Yesterday, three suspects believed to be tied to the March church bombings in Lahore’s Christian majority neighborhood of Youhanabad were killed by police. The police had taken the suspects to a village where they were to retrieve suicide vests and weapons as part of their investigation when they reportedly came under attack from militants attempting to rescue the three suspects. In the process of the shootout, the three suspects were killed by police. Extra-judicial killings by police are not uncommon in Pakistan. Many Christians are disappointed that the suspects were not brought to justice through Pakistan’s court system showing that the Christian community is a valuable part of Pakistan’s society.
9/3/2015 Pakistan (Daily Times) – Three suspects believed to be involved in the Youhanabad Church attack were shot by the police on Tuesday, during a raid in a village where they had taken suspects to retrieve suicide vests and weapons as a part of the investigation.
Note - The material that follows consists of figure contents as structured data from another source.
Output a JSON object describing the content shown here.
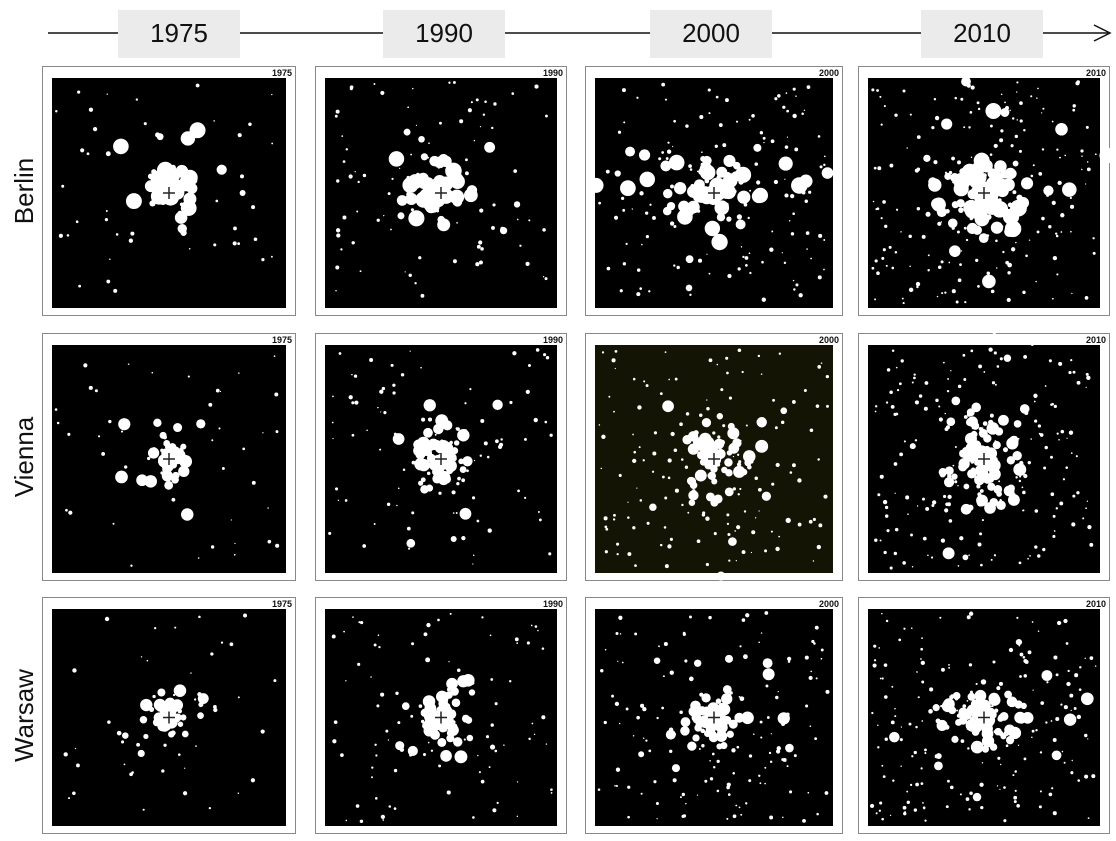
{
  "timeline": [
    "1975",
    "1990",
    "2000",
    "2010"
  ],
  "rows": [
    {
      "city": "Berlin",
      "panels": [
        "1975",
        "1990",
        "2000",
        "2010"
      ]
    },
    {
      "city": "Vienna",
      "panels": [
        "1975",
        "1990",
        "2000",
        "2010"
      ]
    },
    {
      "city": "Warsaw",
      "panels": [
        "1975",
        "1990",
        "2000",
        "2010"
      ]
    }
  ]
}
Those affected by the attack have been awaiting justice for months. There is no denying that the perpetrators of the Youhanabad Church blasts must be brought to justice to show the Christian community that they are valuable citizens of Pakistan and that their persecution will not be tolerated by the state.
Although Pakistan has a history of violence against religious minorities, particularly Christians, the Youhanabad attacks were the only incidents in recent history that led to a massive public outcry and civil unrest in Lahore. The deaths of innocent Christians attending church brought out the underlying hostility between the Muslim majority and the disenfranchised minorities in Pakistan. This incident does not, however, feel like justice or even vindication. Since the trial of the suspects was still ongoing, it cannot be determined whether the three men who were killed where actually the perpetrators of the attack.
The police’s story that militants tried to rescue their colleagues and this led to a shootout in which all the suspects were killed has become a familiar one. After the similar death of Lashkar-e-Jhangvi leader Malik Ishaq, the killing of suspects in police custody during ‘shootouts’ has become a regular occurrence.
Of course, if suspects or militants begin firing at police officials, they have every right to defend themselves. However, these police encounters, which are always shrouded in mystery, should not be used as an excuse to execute suspects extra-judicially. Police departments and investigation agencies need to have a mechanism in place to record and monitor these police encounters. There need to be internal investigations into police shootings to rule out any wrongdoing on the part of police officers.
Although it is probably true that not all police officers are corrupt and many valiant officers have risked their lives in the government’s bid to fight terrorism countrywide, there has to be a system of accountability so that the police does not use this drive to become even more brutal.